HONOLULU — Hawaii leads the nation in union membership, according to a federal labor report.
A U.S. Bureau of Labor Statistics report issued Wednesday named Hawaii as the state with the highest national union membership in 2018 with 139,000 workers, the Honolulu Star-Advertiser reported .
The report said 23.1 percent of wage and salary workers across the islands are union members and that the state’s union representation increased from 21.3 percent in 2017.
During the same period, the remainder of the country saw 10.5 percent of wage and salary workers represented by unions, down 0.2 percent from 2017, according to the report.
Richard Holden, the Bureau of Labor Statistics assistant commissioner for regional operations, said Hawaii saw its union membership peak in 1989 at 29.9 percent, while the lowest point came in 2016 at 19.9 percent.
Hawaii AFL-CIO President Randy Perreira called the state “a special place that has long been union-friendly given the role that labor has played in our state’s history.”

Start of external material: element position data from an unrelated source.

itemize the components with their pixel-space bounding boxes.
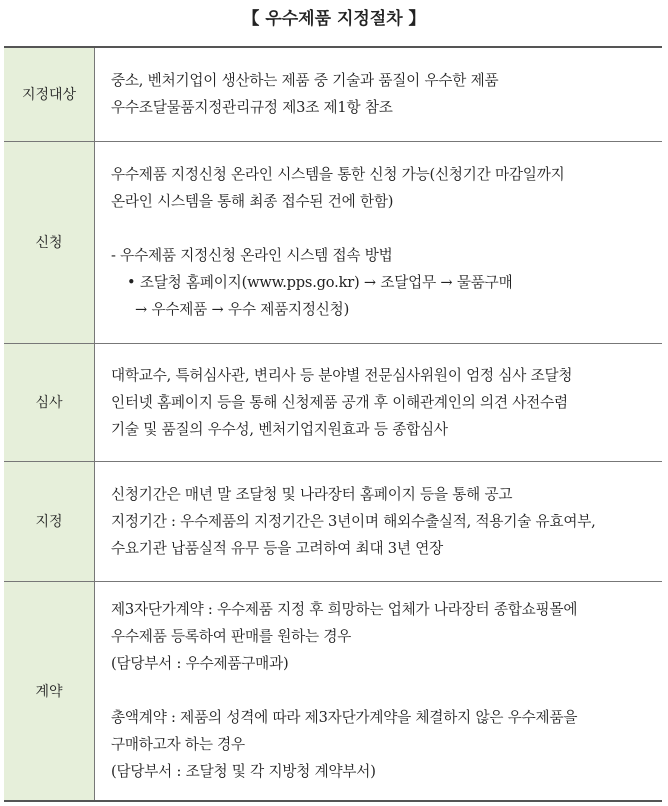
content-line: 구매하고자 하는 경우 <box>111 736 245 754</box>
content-line: (담당부서 : 조달청 및 각 지방청 계약부서) <box>111 763 376 781</box>
row-content-review <box>95 343 663 461</box>
row-label-review: 심사 <box>4 343 95 461</box>
content-line: 우수제품 등록하여 판매를 원하는 경우 <box>111 628 352 646</box>
content-line: 인터넷 홈페이지 등을 통해 신청제품 공개 후 이해관계인의 의견 사전수렴 <box>111 393 568 411</box>
content-line: 제3자단가계약 : 우수제품 지정 후 희망하는 업체가 나라장터 종합쇼핑몰에 <box>111 601 578 619</box>
content-line: 대학교수, 특허심사관, 변리사 등 분야별 전문심사위원이 엄정 심사 조달청 <box>111 366 573 384</box>
row-content-contract <box>95 581 663 801</box>
row-label-designation: 지정 <box>4 461 95 581</box>
content-line: 신청기간은 매년 말 조달청 및 나라장터 홈페이지 등을 통해 공고 <box>111 485 513 503</box>
table-row <box>4 343 662 461</box>
row-label-application: 신청 <box>4 141 95 343</box>
bullet-line: • 조달청 홈페이지(www.pps.go.kr) → 조달업무 → 물품구매 <box>127 274 513 291</box>
content-line: 지정기간 : 우수제품의 지정기간은 3년이며 해외수출실적, 적용기술 유효여부, <box>111 512 596 530</box>
table-row <box>4 47 662 141</box>
table-row <box>4 581 662 801</box>
procedure-table <box>4 46 662 802</box>
row-content-designation <box>95 461 663 581</box>
row-content-target <box>95 47 663 141</box>
content-line: - 우수제품 지정신청 온라인 시스템 접속 방법 <box>111 247 393 264</box>
table-row <box>4 141 662 343</box>
row-content-application <box>95 141 663 343</box>
page-title: 【 우수제품 지정절차 】 <box>242 9 426 29</box>
row-label-contract: 계약 <box>4 581 95 801</box>
table-row <box>4 461 662 581</box>
content-line: 중소, 벤처기업이 생산하는 제품 중 기술과 품질이 우수한 제품 <box>111 72 499 90</box>
content-line: 수요기관 납품실적 유무 등을 고려하여 최대 3년 연장 <box>111 539 444 557</box>
bullet-continuation: → 우수제품 → 우수 제품지정신청) <box>135 301 350 318</box>
row-label-target: 지정대상 <box>4 47 95 141</box>
content-line: 온라인 시스템을 통해 최종 접수된 건에 한함) <box>111 193 394 210</box>
content-line: (담당부서 : 우수제품구매과) <box>111 655 289 673</box>
content-line: 기술 및 품질의 우수성, 벤처기업지원효과 등 종합심사 <box>111 420 448 438</box>
content-line: 총액계약 : 제품의 성격에 따라 제3자단가계약을 체결하지 않은 우수제품을 <box>111 709 578 727</box>
content-line: 우수제품 지정신청 온라인 시스템을 통한 신청 가능(신청기간 마감일까지 <box>111 166 565 183</box>
content-line: 우수조달물품지정관리규정 제3조 제1항 참조 <box>111 99 393 117</box>
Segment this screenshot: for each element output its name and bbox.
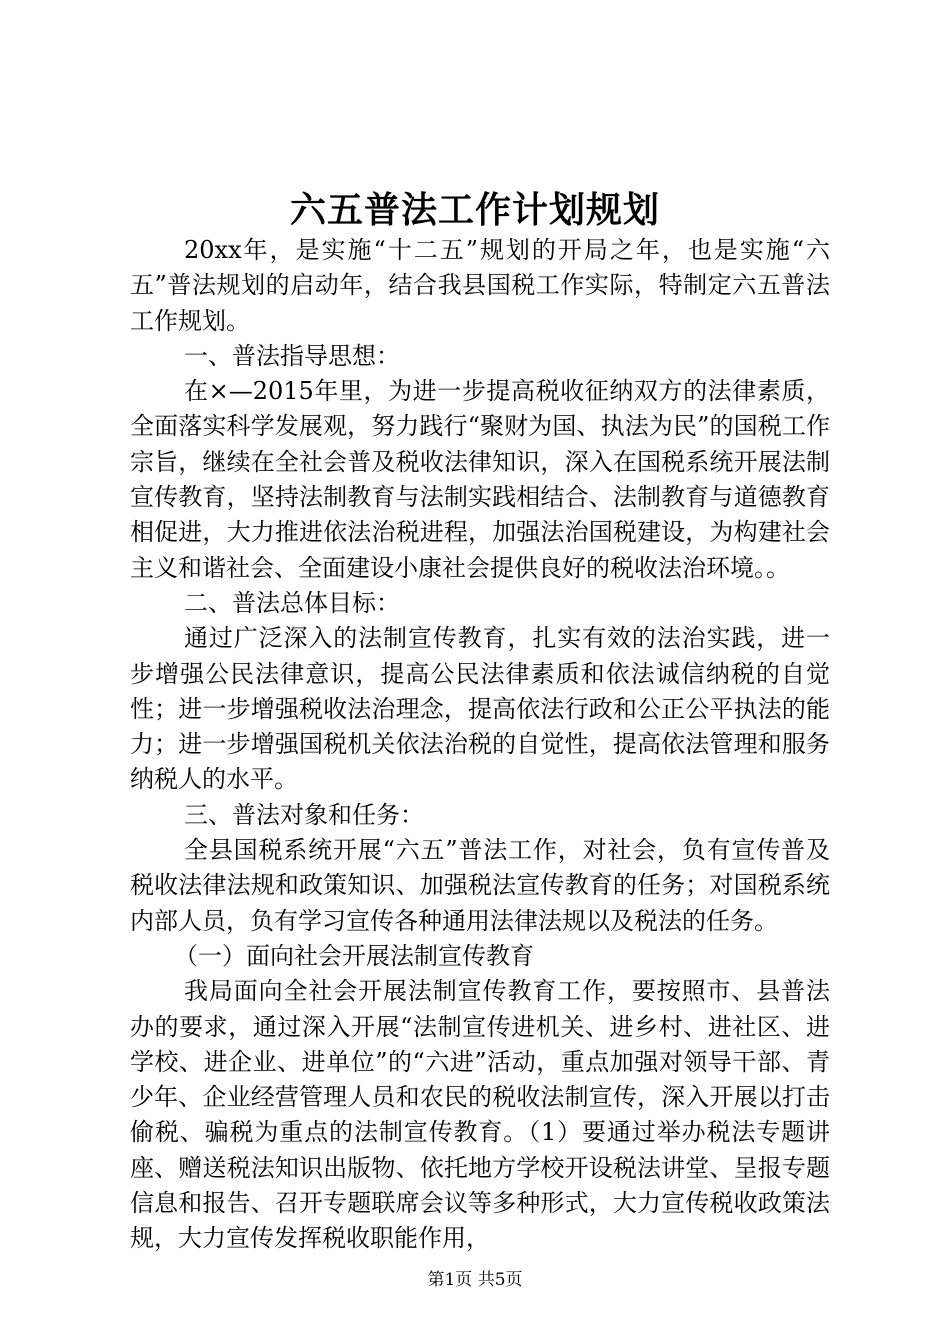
subheading-public-education: （一）面向社会开展法制宣传教育 [174,941,534,970]
paragraph-intro: 20xx年，是实施“十二五”规划的开局之年，也是实施“六五”普法规划的启动年，结合我县国税工作实际，特制定六五普法工作规划。 [130,236,830,335]
page-footer: 第1页 共5页 [427,1270,523,1290]
heading-overall-goal: 二、普法总体目标： [184,588,400,617]
document-title: 六五普法工作计划规划 [289,189,660,231]
paragraph-guiding-ideology: 在×—2015年里，为进一步提高税收征纳双方的法律素质，全面落实科学发展观，努力践行“聚财为国、执法为民”的国税工作宗旨，继续在全社会普及税收法律知识，深入在国税系统开展法制宣传教育，坚持法制教育与法制实践相结合、法制教育与道德教育相促进，大力推进依法治税进程，加强法治国税建设，为构建社会主义和谐社会、全面建设小康社会提供良好的税收法治环境。。 [130,377,830,582]
heading-guiding-ideology: 一、普法指导思想： [184,341,400,370]
paragraph-public-education: 我局面向全社会开展法制宣传教育工作，要按照市、县普法办的要求，通过深入开展“法制宣传进机关、进乡村、进社区、进学校、进企业、进单位”的“六进”活动，重点加强对领导干部、青少年、企业经营管理人员和农民的税收法制宣传，深入开展以打击偷税、骗税为重点的法制宣传教育。（1）要通过举办税法专题讲座、赠送税法知识出版物、依托地方学校开设税法讲堂、呈报专题信息和报告、召开专题联席会议等多种形式，大力宣传税收政策法规，大力宣传发挥税收职能作用， [130,977,830,1253]
paragraph-targets-and-tasks: 全县国税系统开展“六五”普法工作，对社会，负有宣传普及税收法律法规和政策知识、加强税法宣传教育的任务；对国税系统内部人员，负有学习宣传各种通用法律法规以及税法的任务。 [130,836,830,935]
paragraph-overall-goal: 通过广泛深入的法制宣传教育，扎实有效的法治实践，进一步增强公民法律意识，提高公民法律素质和依法诚信纳税的自觉性；进一步增强税收法治理念，提高依法行政和公正公平执法的能力；进一步增强国税机关依法治税的自觉性，提高依法管理和服务纳税人的水平。 [130,624,830,794]
document-body [130,233,830,1257]
heading-targets-and-tasks: 三、普法对象和任务： [184,800,424,829]
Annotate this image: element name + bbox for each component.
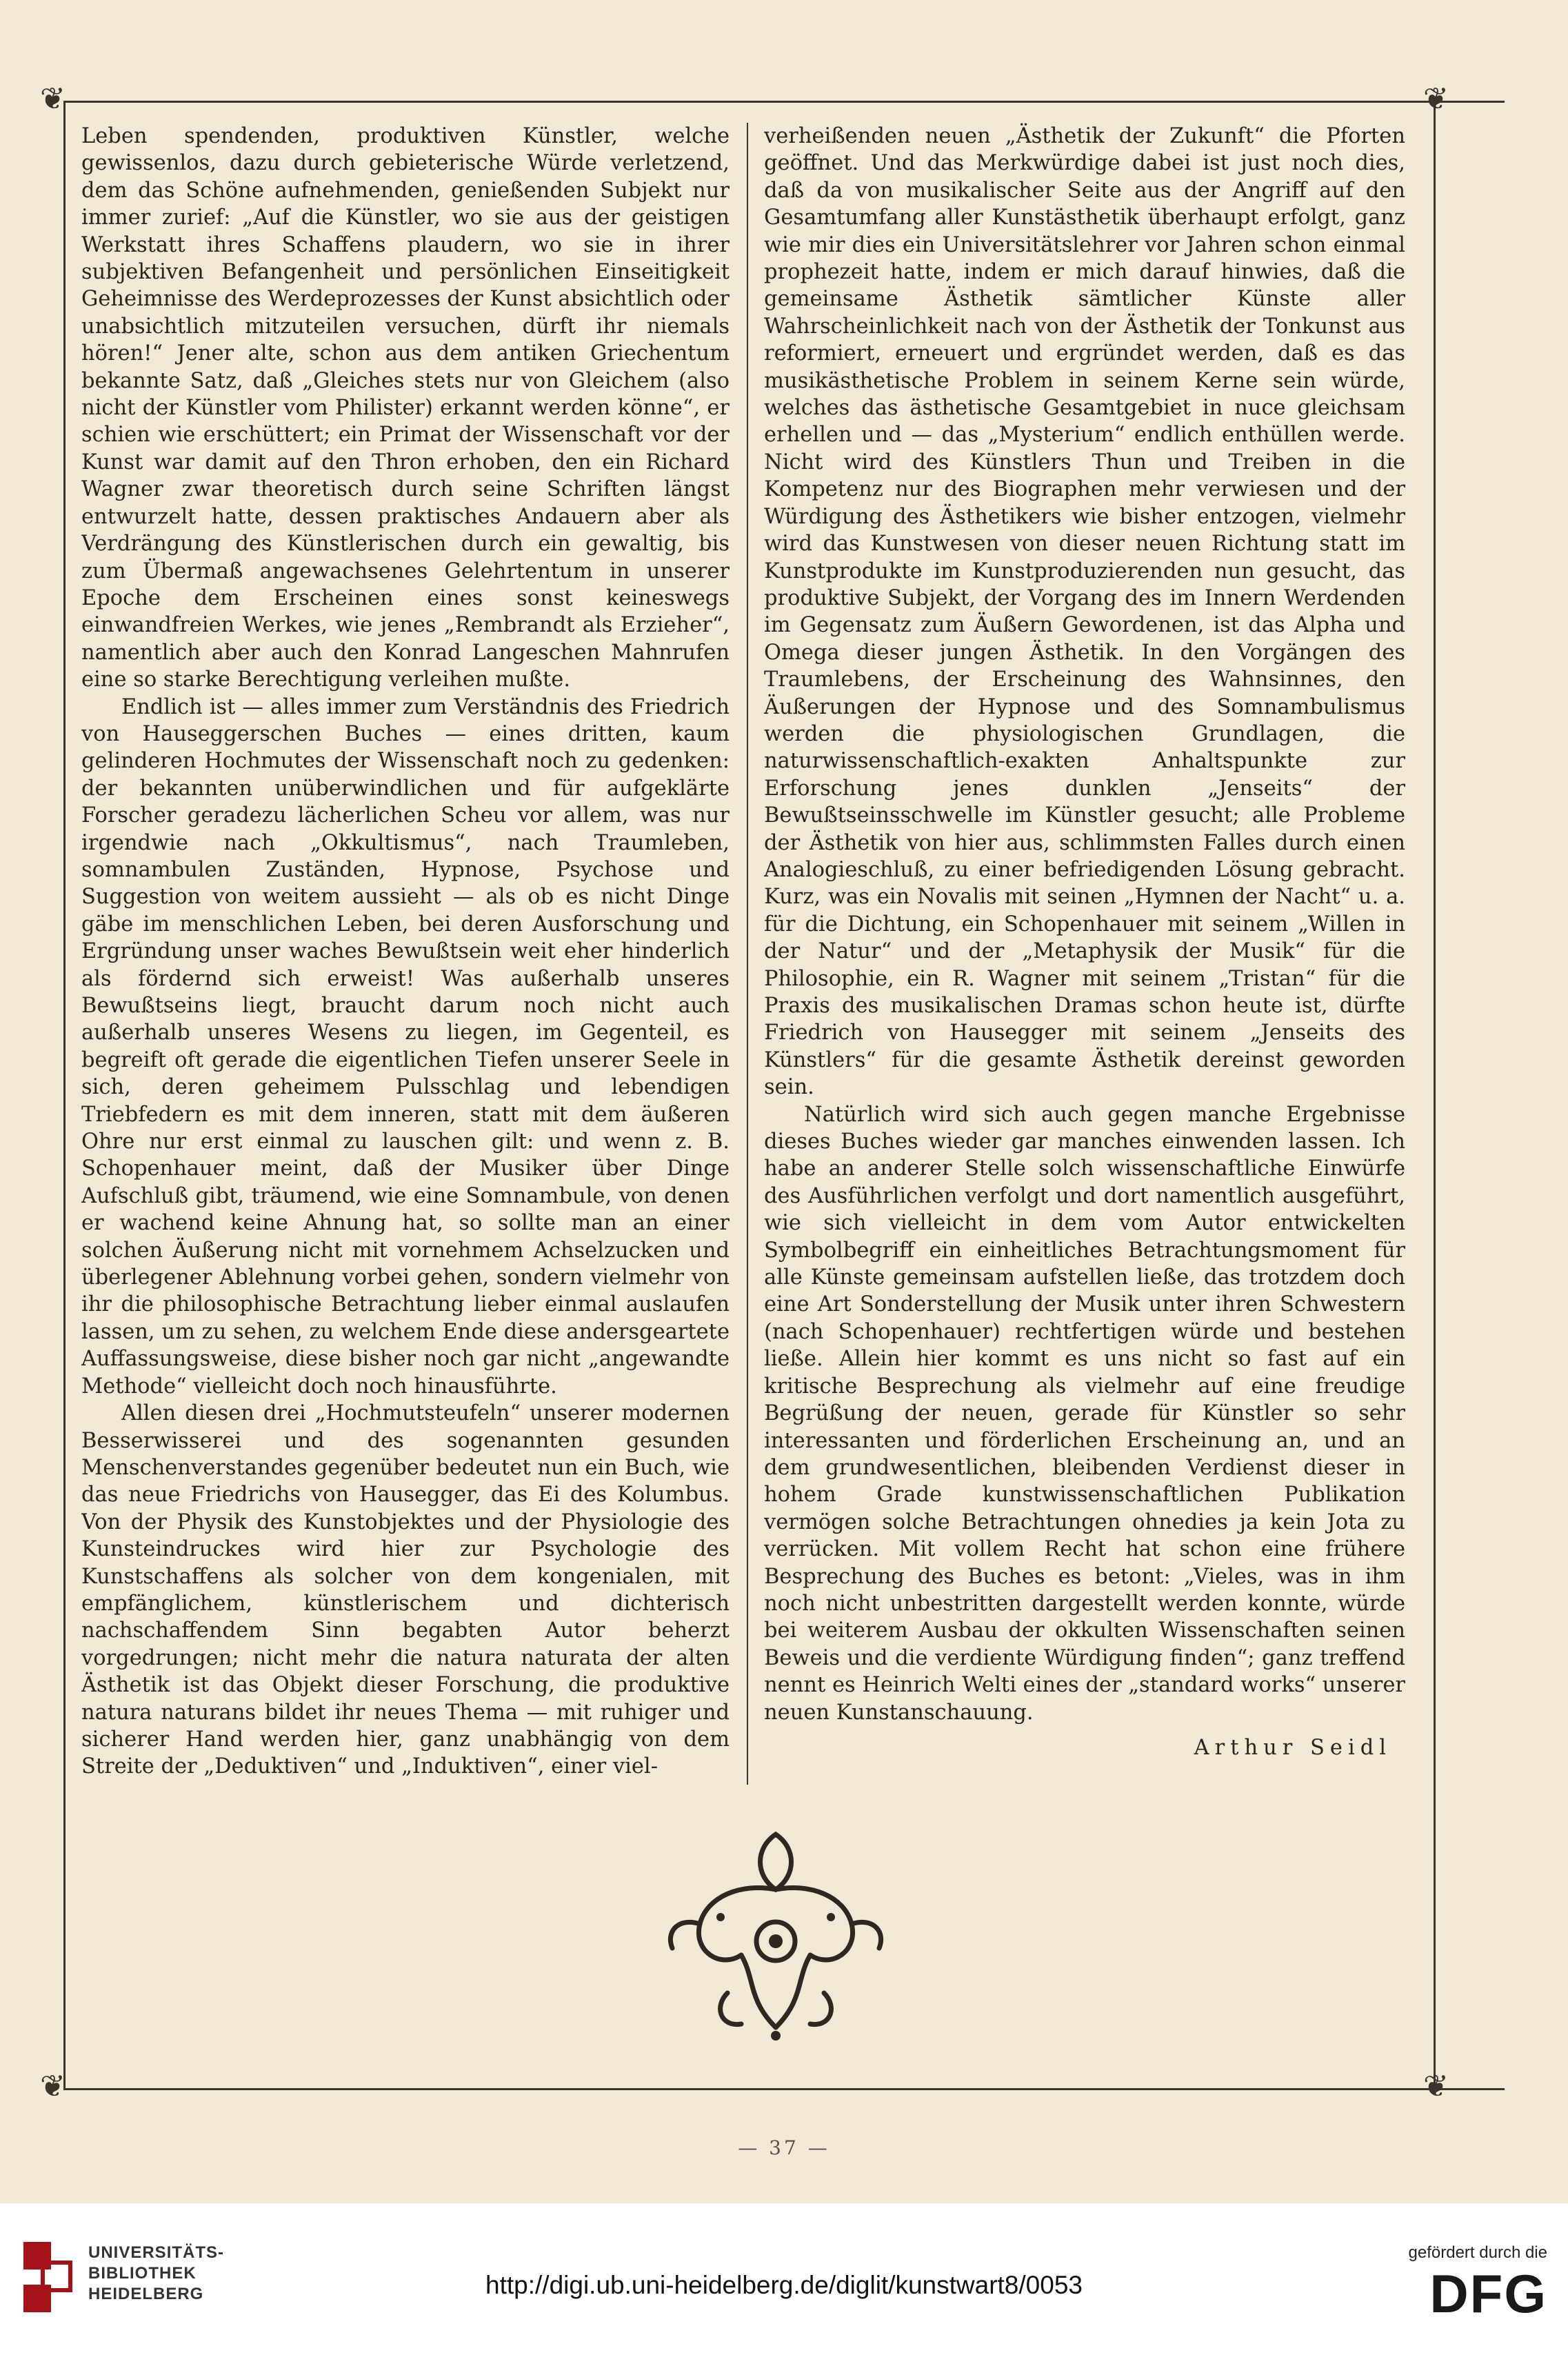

“Labor has a proud legacy of involvement in Hawaii,” Perreira said. “We appreciate that we remain one of the most progressive states allowing workers to have a voice on the job through their unions.”
Neal Milner, a retired political science professor at the University of Hawaii at Manoa, said that private and public unions represent employees from blue-collar workers to white-collar government employees and can still impact island politics.
“They’re very influential and they certainly are a factor, but they don’t control things,” Milner said.